Keigo

愛に関する短いフィルムのKeigoのレビュー・感想・評価

愛に関する短いフィルム(1988年製作の映画)
4.3
『愛に関する短いフィルム』
まずタイトルがいいじゃない。単刀直入で。言うほど短くはないけど。

キェシロフスキ三作品目。
『終わりなし』のDVDに一緒に収録されていたのでそのままの流れで。
監督の語り口にも慣れてきて、だんだんと心地良くなってきた。本数を重ねるごとに、好きになっている。

『終わりなし』では喪失感に苛まれる未亡人を見事に演じていたグラジナ・シャポロフスカが、今作ではまた違った表情を見せている。大人の女性の滲み出る色気。魅力的な女優だ。そして郵便局員の青年トメクを演じたオルフ・ルバシェンクのウブな雰囲気もとてもいい。彼らのルックスが醸し出す雰囲気も、この作品にとってはかなり重要な要素であると思う。

この作品が語る愛に関するメッセージに辿り着くまでには、いくつか乗り越えなくてはいけない障害のようなものがあると思う。それは自分自身の中にある、常識や偏見や固定概念。自分を守るためにベタベタと塗り固められたそれらを、剥がしていく作業が要求されているように感じた。

「うわ、童貞くんの覗き見…気持ち悪ー」とか「こわい。

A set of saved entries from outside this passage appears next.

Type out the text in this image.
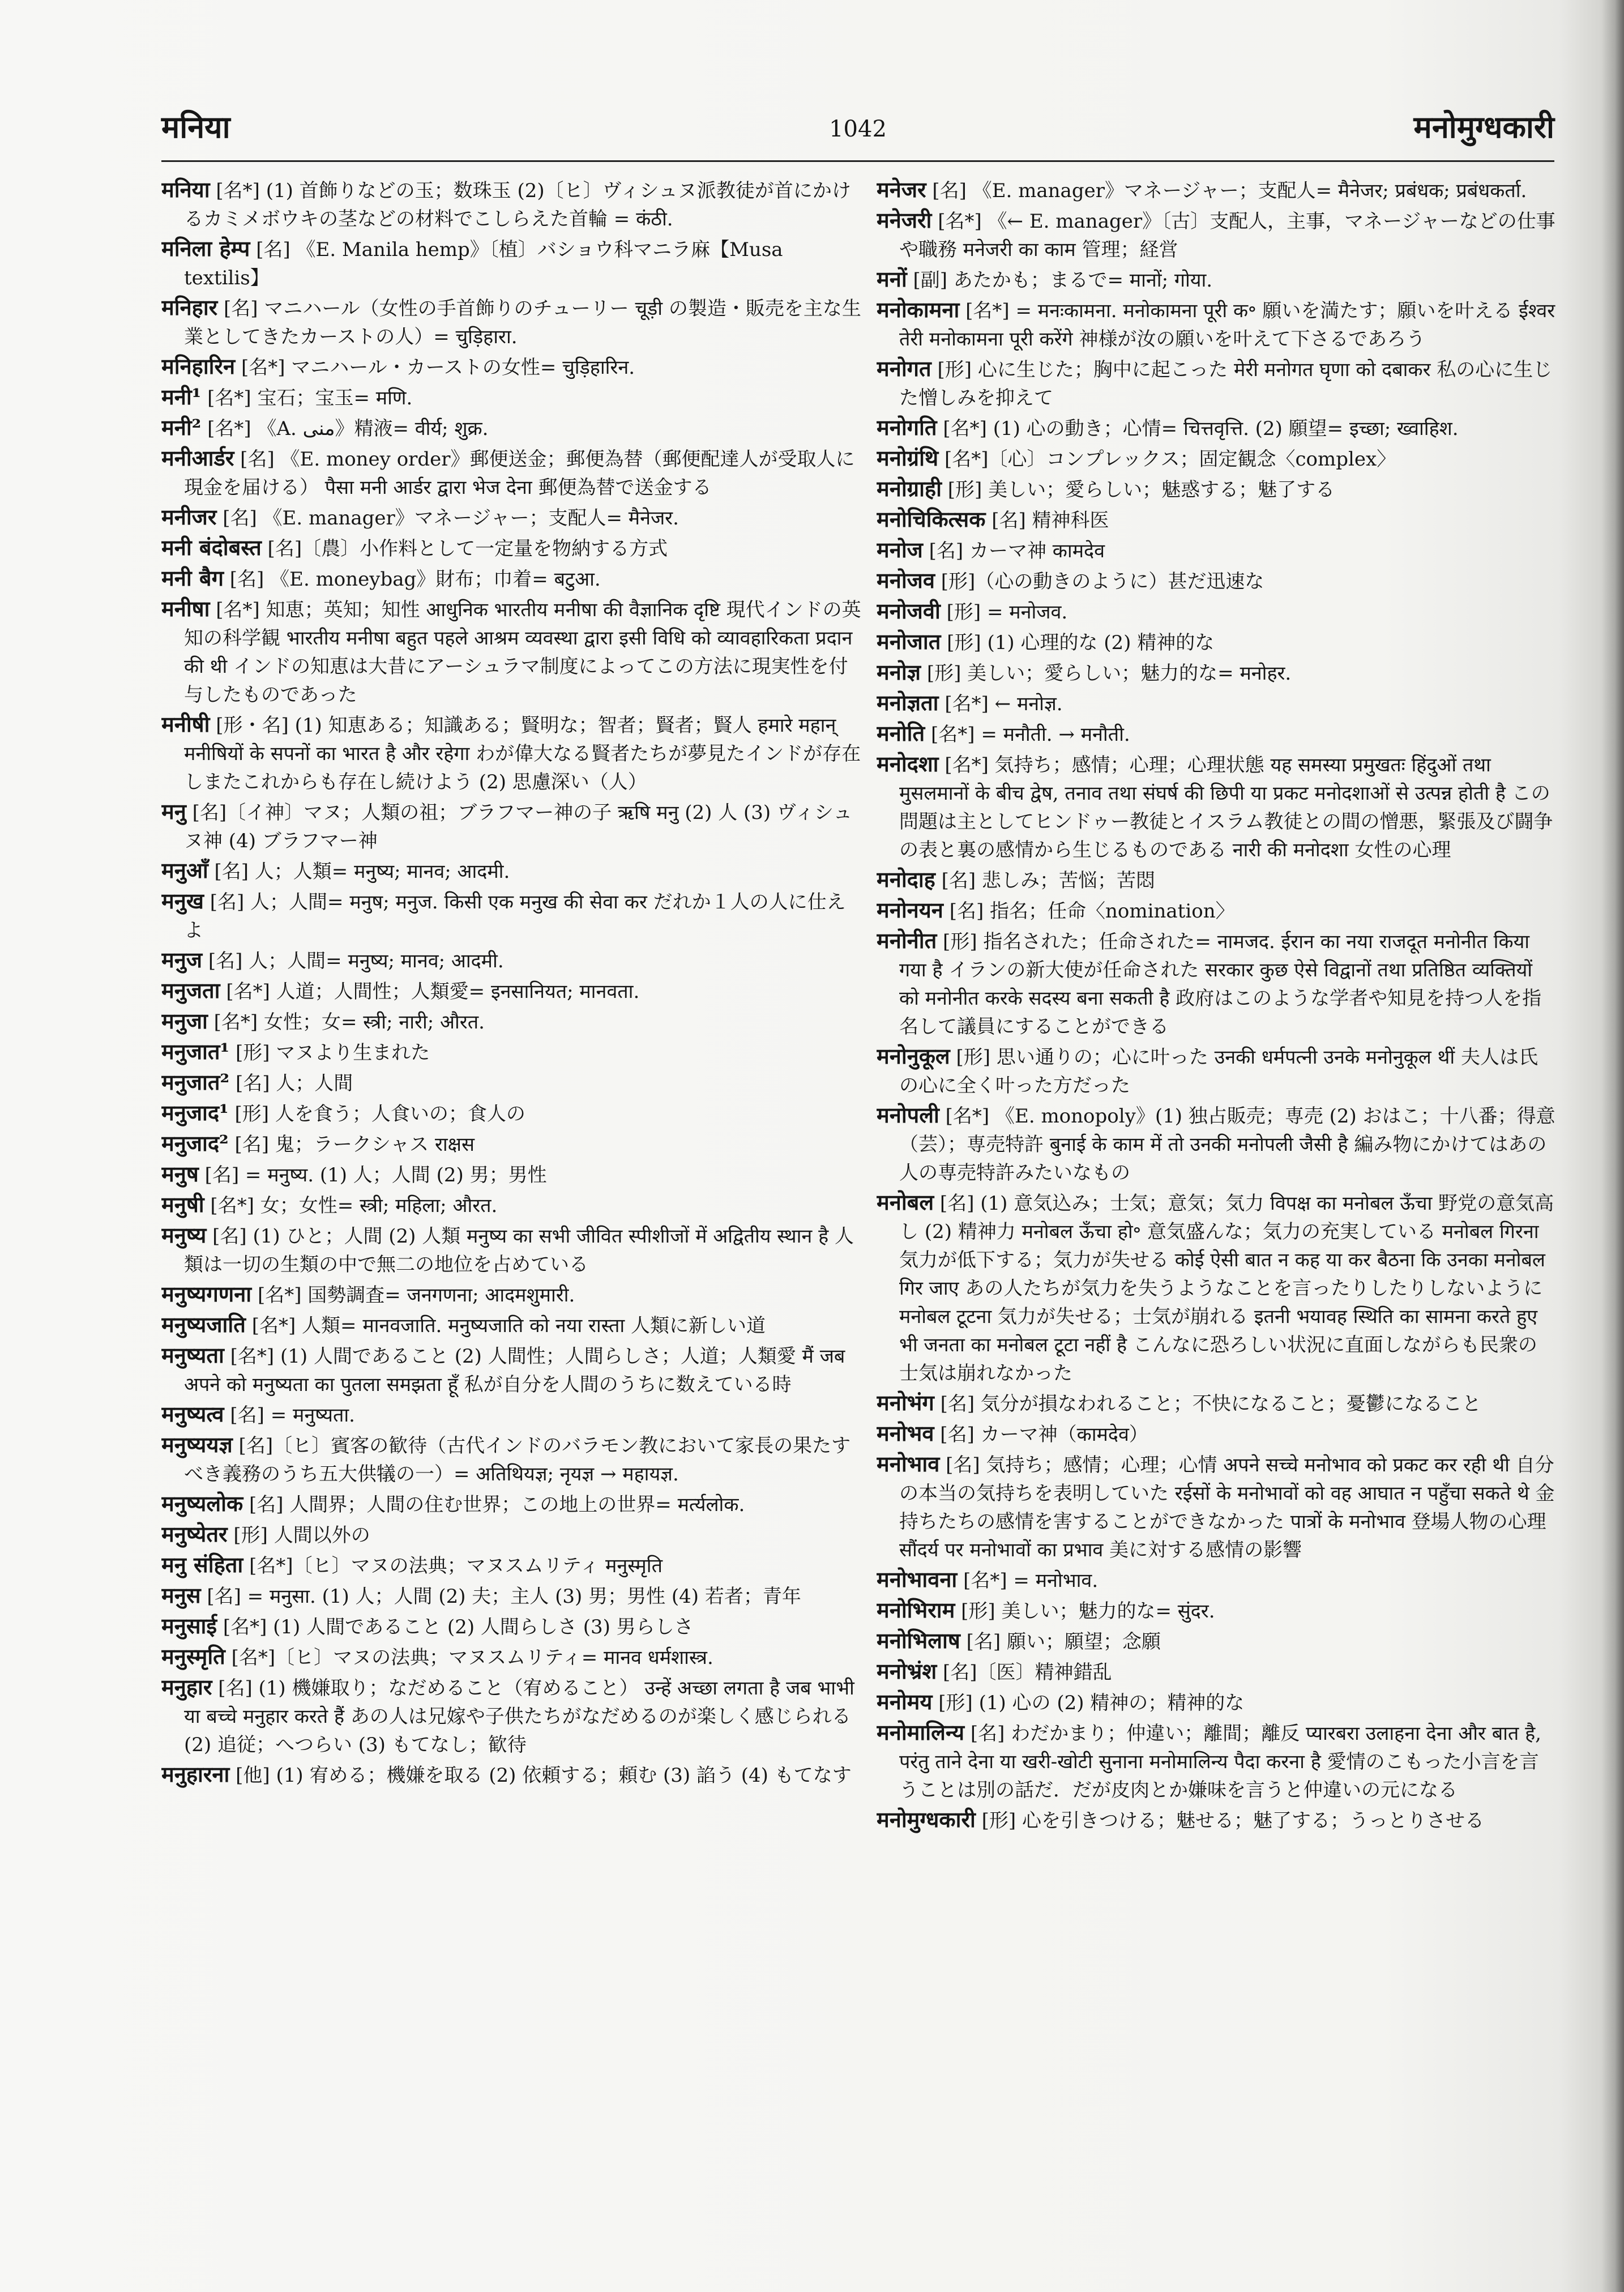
मनिया	1042	मनोमुग्धकारी

मनिया [名*] (1) 首飾りなどの玉；数珠玉 (2)〔ヒ〕ヴィシュヌ派教徒が首にかけるカミメボウキの茎などの材料でこしらえた首輪 = कंठी.

मनिला हेम्प [名] 《E. Manila hemp》〔植〕バショウ科マニラ麻【Musa textilis】

मनिहार [名] マニハール（女性の手首飾りのチューリー चूड़ी の製造・販売を主な生業としてきたカーストの人）= चुड़िहारा.

मनिहारिन [名*] マニハール・カーストの女性= चुड़िहारिन.

मनी¹ [名*] 宝石；宝玉= मणि.

मनी² [名*] 《A. منی》精液= वीर्य; शुक्र.

मनीआर्डर [名] 《E. money order》郵便送金；郵便為替（郵便配達人が受取人に現金を届ける） पैसा मनी आर्डर द्वारा भेज देना 郵便為替で送金する

मनीजर [名] 《E. manager》マネージャー；支配人= मैनेजर.

मनी बंदोबस्त [名]〔農〕小作料として一定量を物納する方式

मनी बैग [名] 《E. moneybag》財布；巾着= बटुआ.

मनीषा [名*] 知恵；英知；知性 आधुनिक भारतीय मनीषा की वैज्ञानिक दृष्टि 現代インドの英知の科学観 भारतीय मनीषा बहुत पहले आश्रम व्यवस्था द्वारा इसी विधि को व्यावहारिकता प्रदान की थी インドの知恵は大昔にアーシュラマ制度によってこの方法に現実性を付与したものであった

मनीषी [形・名] (1) 知恵ある；知識ある；賢明な；智者；賢者；賢人 हमारे महान् मनीषियों के सपनों का भारत है और रहेगा わが偉大なる賢者たちが夢見たインドが存在しまたこれからも存在し続けよう (2) 思慮深い（人）

मनु [名]〔イ神〕マヌ；人類の祖；ブラフマー神の子 ऋषि मनु (2) 人 (3) ヴィシュヌ神 (4) ブラフマー神

मनुआँ [名] 人；人類= मनुष्य; मानव; आदमी.

मनुख [名] 人；人間= मनुष; मनुज. किसी एक मनुख की सेवा कर だれか１人の人に仕えよ

मनुज [名] 人；人間= मनुष्य; मानव; आदमी.

मनुजता [名*] 人道；人間性；人類愛= इनसानियत; मानवता.

मनुजा [名*] 女性；女= स्त्री; नारी; औरत.

मनुजात¹ [形] マヌより生まれた

मनुजात² [名] 人；人間

मनुजाद¹ [形] 人を食う；人食いの；食人の

मनुजाद² [名] 鬼；ラークシャス राक्षस

मनुष [名] = मनुष्य. (1) 人；人間 (2) 男；男性

मनुषी [名*] 女；女性= स्त्री; महिला; औरत.

मनुष्य [名] (1) ひと；人間 (2) 人類 मनुष्य का सभी जीवित स्पीशीजों में अद्वितीय स्थान है 人類は一切の生類の中で無二の地位を占めている

मनुष्यगणना [名*] 国勢調査= जनगणना; आदमशुमारी.

मनुष्यजाति [名*] 人類= मानवजाति. मनुष्यजाति को नया रास्ता 人類に新しい道

मनुष्यता [名*] (1) 人間であること (2) 人間性；人間らしさ；人道；人類愛 मैं जब अपने को मनुष्यता का पुतला समझता हूँ 私が自分を人間のうちに数えている時

मनुष्यत्व [名] = मनुष्यता.

मनुष्ययज्ञ [名]〔ヒ〕賓客の歓待（古代インドのバラモン教において家長の果たすべき義務のうち五大供犠の一）= अतिथियज्ञ; नृयज्ञ → महायज्ञ.

मनुष्यलोक [名] 人間界；人間の住む世界；この地上の世界= मर्त्यलोक.

मनुष्येतर [形] 人間以外の

मनु संहिता [名*]〔ヒ〕マヌの法典；マヌスムリティ मनुस्मृति

मनुस [名] = मनुसा. (1) 人；人間 (2) 夫；主人 (3) 男；男性 (4) 若者；青年

मनुसाई [名*] (1) 人間であること (2) 人間らしさ (3) 男らしさ

मनुस्मृति [名*]〔ヒ〕マヌの法典；マヌスムリティ= मानव धर्मशास्त्र.

मनुहार [名] (1) 機嫌取り；なだめること（宥めること） उन्हें अच्छा लगता है जब भाभी या बच्चे मनुहार करते हैं あの人は兄嫁や子供たちがなだめるのが楽しく感じられる (2) 追従；へつらい (3) もてなし；歓待

मनुहारना [他] (1) 宥める；機嫌を取る (2) 依頼する；頼む (3) 諂う (4) もてなす

मनेजर [名] 《E. manager》マネージャー；支配人= मैनेजर; प्रबंधक; प्रबंधकर्ता.

मनेजरी [名*] 《← E. manager》〔古〕支配人，主事，マネージャーなどの仕事や職務 मनेजरी का काम 管理；経営

मनों [副] あたかも；まるで= मानों; गोया.

मनोकामना [名*] = मनःकामना. मनोकामना पूरी क॰ 願いを満たす；願いを叶える ईश्वर तेरी मनोकामना पूरी करेंगे 神様が汝の願いを叶えて下さるであろう

मनोगत [形] 心に生じた；胸中に起こった मेरी मनोगत घृणा को दबाकर 私の心に生じた憎しみを抑えて

मनोगति [名*] (1) 心の動き；心情= चित्तवृत्ति. (2) 願望= इच्छा; ख्वाहिश.

मनोग्रंथि [名*]〔心〕コンプレックス；固定観念〈complex〉

मनोग्राही [形] 美しい；愛らしい；魅惑する；魅了する

मनोचिकित्सक [名] 精神科医

मनोज [名] カーマ神 कामदेव

मनोजव [形]（心の動きのように）甚だ迅速な

मनोजवी [形] = मनोजव.

मनोजात [形] (1) 心理的な (2) 精神的な

मनोज्ञ [形] 美しい；愛らしい；魅力的な= मनोहर.

मनोज्ञता [名*] ← मनोज्ञ.

मनोति [名*] = मनौती. → मनौती.

मनोदशा [名*] 気持ち；感情；心理；心理状態 यह समस्या प्रमुखतः हिंदुओं तथा मुसलमानों के बीच द्वेष, तनाव तथा संघर्ष की छिपी या प्रकट मनोदशाओं से उत्पन्न होती है この問題は主としてヒンドゥー教徒とイスラム教徒との間の憎悪，緊張及び闘争の表と裏の感情から生じるものである नारी की मनोदशा 女性の心理

मनोदाह [名] 悲しみ；苦悩；苦悶

मनोनयन [名] 指名；任命〈nomination〉

मनोनीत [形] 指名された；任命された= नामजद. ईरान का नया राजदूत मनोनीत किया गया है イランの新大使が任命された सरकार कुछ ऐसे विद्वानों तथा प्रतिष्ठित व्यक्तियों को मनोनीत करके सदस्य बना सकती है 政府はこのような学者や知見を持つ人を指名して議員にすることができる

मनोनुकूल [形] 思い通りの；心に叶った उनकी धर्मपत्नी उनके मनोनुकूल थीं 夫人は氏の心に全く叶った方だった

मनोपली [名*] 《E. monopoly》(1) 独占販売；専売 (2) おはこ；十八番；得意（芸）；専売特許 बुनाई के काम में तो उनकी मनोपली जैसी है 編み物にかけてはあの人の専売特許みたいなもの

मनोबल [名] (1) 意気込み；士気；意気；気力 विपक्ष का मनोबल ऊँचा 野党の意気高し (2) 精神力 मनोबल ऊँचा हो॰ 意気盛んな；気力の充実している मनोबल गिरना 気力が低下する；気力が失せる कोई ऐसी बात न कह या कर बैठना कि उनका मनोबल गिर जाए あの人たちが気力を失うようなことを言ったりしたりしないように मनोबल टूटना 気力が失せる；士気が崩れる इतनी भयावह स्थिति का सामना करते हुए भी जनता का मनोबल टूटा नहीं है こんなに恐ろしい状況に直面しながらも民衆の士気は崩れなかった

मनोभंग [名] 気分が損なわれること；不快になること；憂鬱になること

मनोभव [名] カーマ神（कामदेव）

मनोभाव [名] 気持ち；感情；心理；心情 अपने सच्चे मनोभाव को प्रकट कर रही थी 自分の本当の気持ちを表明していた रईसों के मनोभावों को वह आघात न पहुँचा सकते थे 金持ちたちの感情を害することができなかった पात्रों के मनोभाव 登場人物の心理 सौंदर्य पर मनोभावों का प्रभाव 美に対する感情の影響

मनोभावना [名*] = मनोभाव.

मनोभिराम [形] 美しい；魅力的な= सुंदर.

मनोभिलाष [名] 願い；願望；念願

मनोभ्रंश [名]〔医〕精神錯乱

मनोमय [形] (1) 心の (2) 精神の；精神的な

मनोमालिन्य [名] わだかまり；仲違い；離間；離反 प्यारबरा उलाहना देना और बात है, परंतु ताने देना या खरी-खोटी सुनाना मनोमालिन्य पैदा करना है 愛情のこもった小言を言うことは別の話だ．だが皮肉とか嫌味を言うと仲違いの元になる

मनोमुग्धकारी [形] 心を引きつける；魅せる；魅了する；うっとりさせる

こんなのただのストーカーじゃん」とか「キスがしたいわけでも、SEXしたいわけでも、旅行に行きたいわけでもないのに、なんで愛していると言える?」とか、そんな風に思ってしまうのも無理はないのかもしれない。

まるでいくつも罠が仕掛けられているかのようで、その罠にかかってしまうと、たとえ映像は最後まで見ていたとしても、心はメッセージを受け取る前に離脱することになってしまうのかもしれない。正しさや正しくなさ、意味や理由に縛られてしまうと見失ってしまう。

そして仮に、それらの罠をすり抜けて無事に最後のメッセージに辿り着けたとしても、それはにこやかに受け取れるものでもない。現実に覗きやストーカーを肯定する気にはなれないからだ。そこに最後の試練がある。

マグダがそうであったように、分かったつもりで他人とどれだけ触れ合っても、いくら身体を重ねても、一向に満たされない。愛の本質に気付くまでは。

愛とは何か。
愛は触れる事でしか、生まれないのか。
双方向か、一方向か。
自分はどれだけ、愛を信じられるのか。

思っていた以上に、愛に関するフィルムだった。